I could breathe again. A little.

We handed over the bag of newspapers and saw the group out to their Suburban, directing them where to find the next Dairy Queen on their route to the airport.

Latham’s granddaughter Jordan put it best, though. The eleven-year-old didn’t know her grandfather well before his health declined, she said tearfully. But hearing people talk about all those books and stories gave her assurance she would always be able to know him better.

As we all will.

John Aaron Latham was born in Spur, Texas, October 3, 1943. He died in the hospital at Bryn Mawr, Pa., July 23, 2022 and was buried in Spur beside his parents July 28, 2022. In addition to the Esquire article that inspired the movie “Urban Cowboy, he co-wrote the filmscript with director James Bridges and also co-wrote the book for the 2003 Broadway musical version. A graduate of Amherst College and a PhD graduate of Princeton University, he published “Crazy Sundays: F. Scott Fitzgerald in Hollywood” (1971) based on his dissertation.
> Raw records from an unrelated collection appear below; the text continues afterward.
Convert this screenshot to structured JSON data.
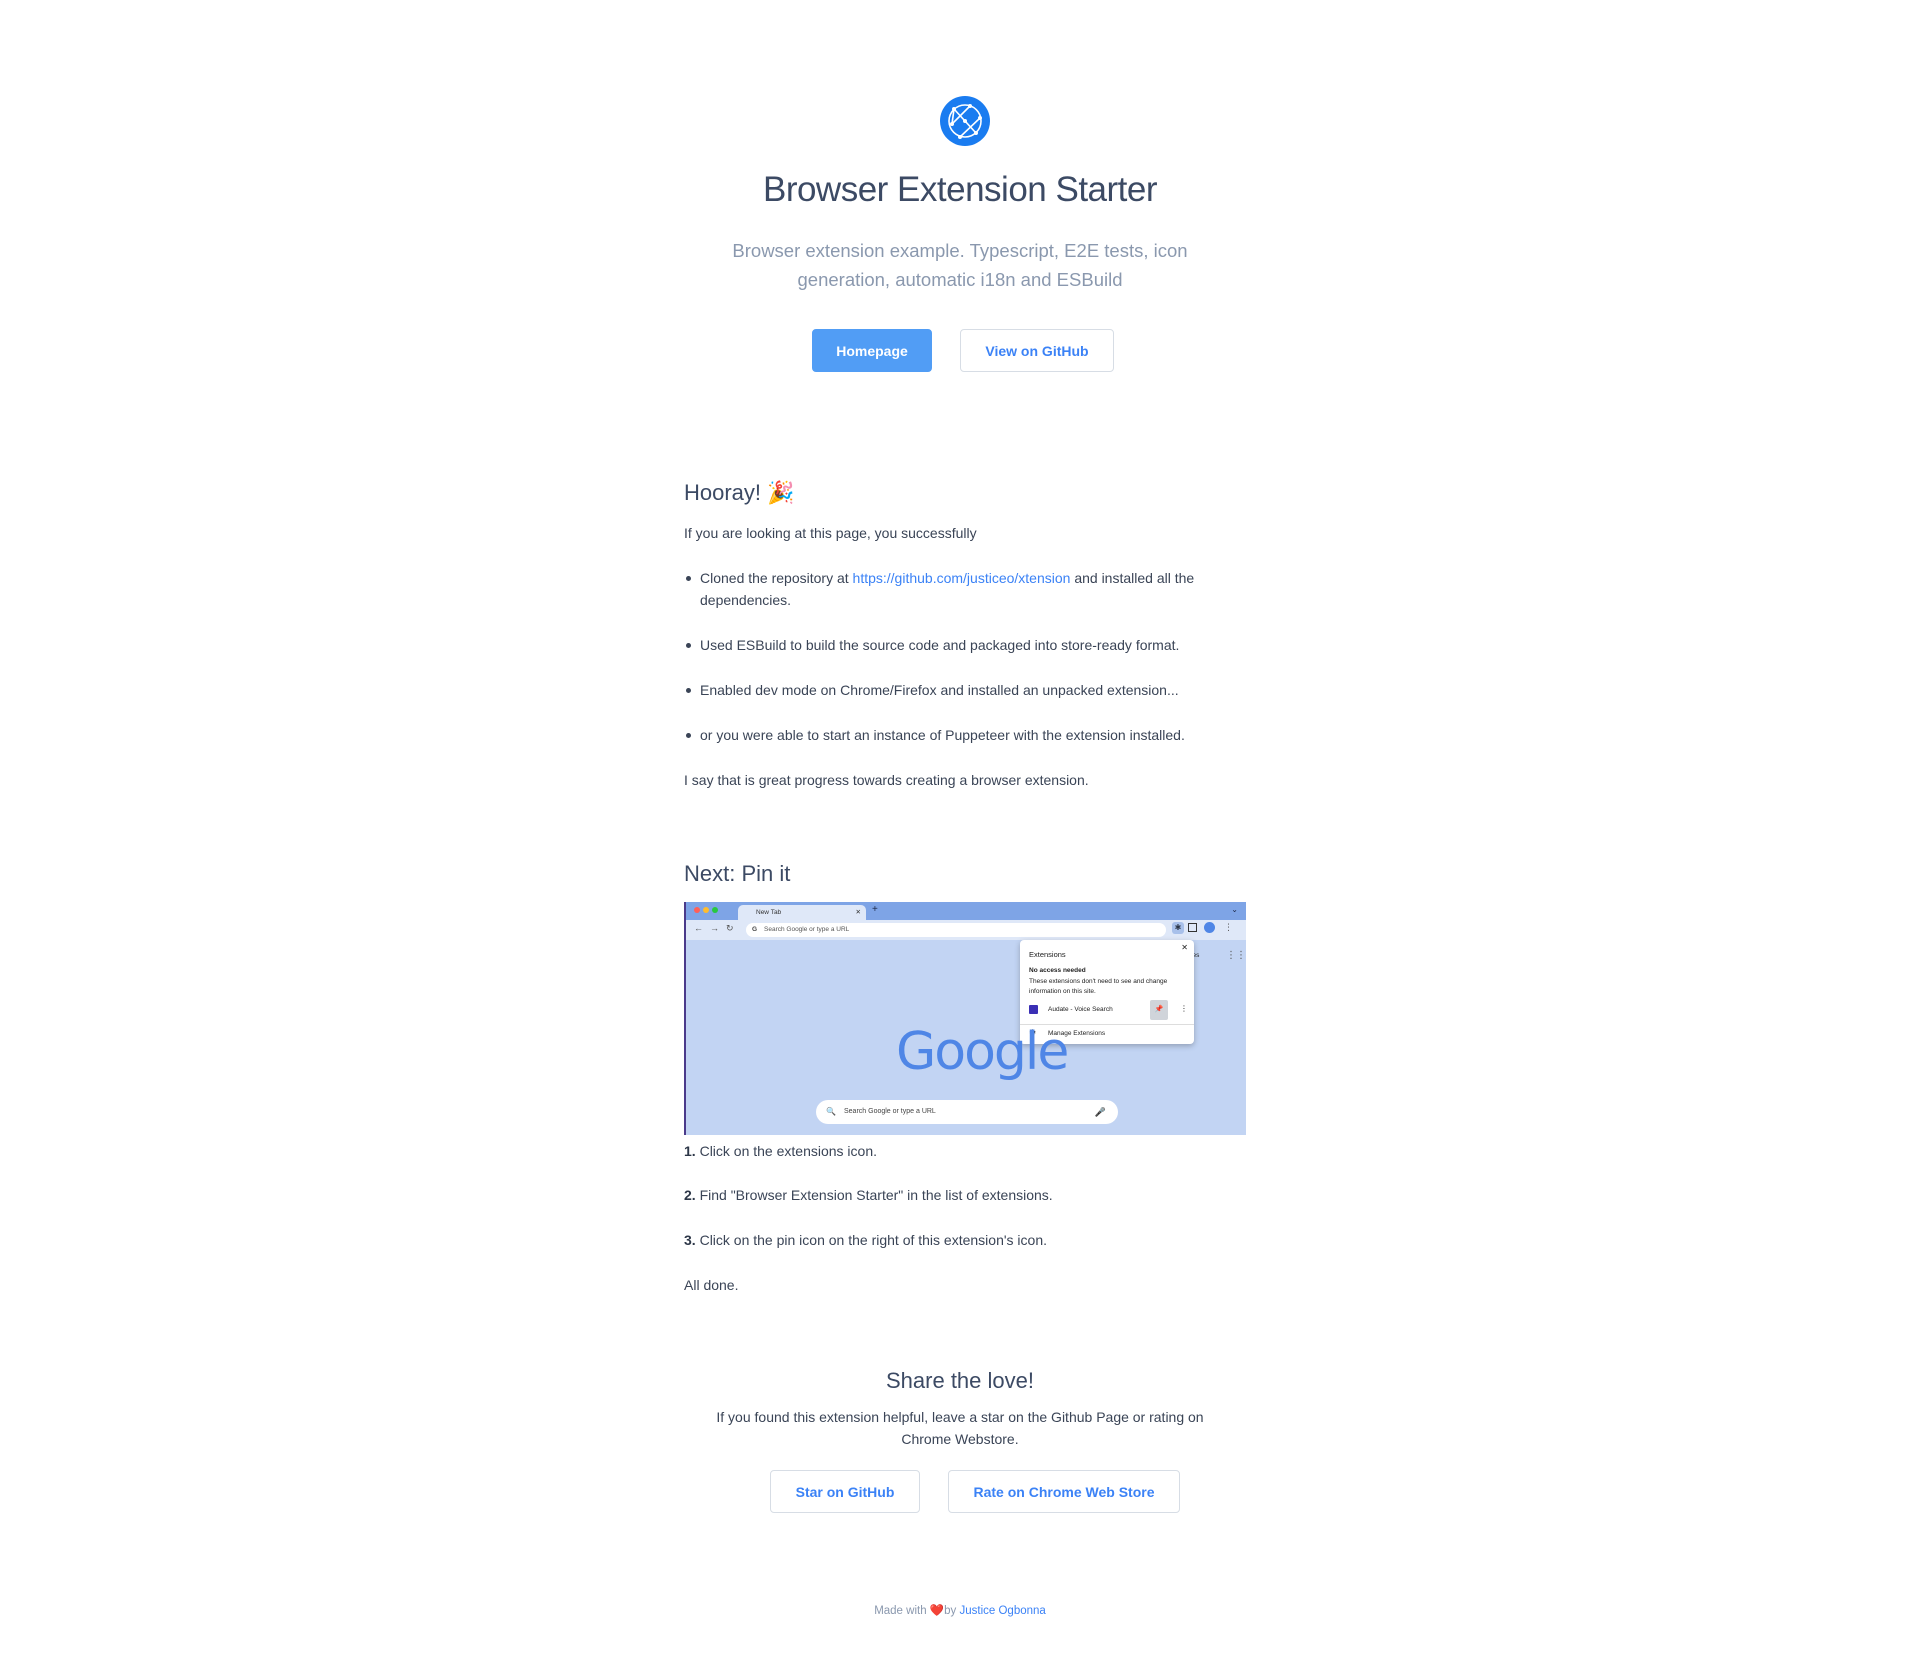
{
  "header": {
    "logo_icon": "globe-network-icon",
    "title": "Browser Extension Starter",
    "subtitle": "Browser extension example. Typescript, E2E tests, icon generation, automatic i18n and ESBuild",
    "homepage_label": "Homepage",
    "github_label": "View on GitHub"
  },
  "hooray": {
    "heading": "Hooray!",
    "heading_emoji": "🎉",
    "intro": "If you are looking at this page, you successfully",
    "bullets": [
      {
        "before": "Cloned the repository at ",
        "link": "https://github.com/justiceo/xtension",
        "after": " and installed all the dependencies."
      },
      {
        "text": "Used ESBuild to build the source code and packaged into store-ready format."
      },
      {
        "text": "Enabled dev mode on Chrome/Firefox and installed an unpacked extension..."
      },
      {
        "text": "or you were able to start an instance of Puppeteer with the extension installed."
      }
    ],
    "outro": "I say that is great progress towards creating a browser extension."
  },
  "pin": {
    "heading": "Next: Pin it",
    "screenshot": {
      "tab_label": "New Tab",
      "url_placeholder": "Search Google or type a URL",
      "popup_title": "Extensions",
      "popup_subtitle": "No access needed",
      "popup_desc": "These extensions don't need to see and change information on this site.",
      "popup_item": "Audate - Voice Search",
      "popup_manage": "Manage Extensions",
      "images_label": "Images",
      "google_logo": "Google",
      "search_placeholder": "Search Google or type a URL"
    },
    "steps": [
      {
        "num": "1.",
        "text": " Click on the extensions icon."
      },
      {
        "num": "2.",
        "text": " Find \"Browser Extension Starter\" in the list of extensions."
      },
      {
        "num": "3.",
        "text": " Click on the pin icon on the right of this extension's icon."
      }
    ],
    "done": "All done."
  },
  "share": {
    "heading": "Share the love!",
    "text": "If you found this extension helpful, leave a star on the Github Page or rating on Chrome Webstore.",
    "star_label": "Star on GitHub",
    "rate_label": "Rate on Chrome Web Store"
  },
  "footer": {
    "made_with": "Made with",
    "heart": "❤️",
    "by": "by",
    "author": "Justice Ogbonna"
  },
  "colors": {
    "primary": "#519df5",
    "link": "#3b82f6",
    "logo": "#1a7cf0"
  }
}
His other book-length works include “Orchids for Mother: A Novel” (1977), “Urban Cowboy: A Novel” (1979), “Texas Blood” (1980), “Perfect Pieces” (1987), “The Frozen Leopard: Hunting My Dark Heart in Africa” (1991), “The Ballad of Gussie & Clyde: A True Story of True Love” (1997), “Code of the West” (2001), “The Cowboy with the Tiffany Gun” (2004) and “Riding with John Wayne” (2006).

Screenplay credits include “Urban Cowboy” (1980), “The Program” (1993) and “Perfect” (1985).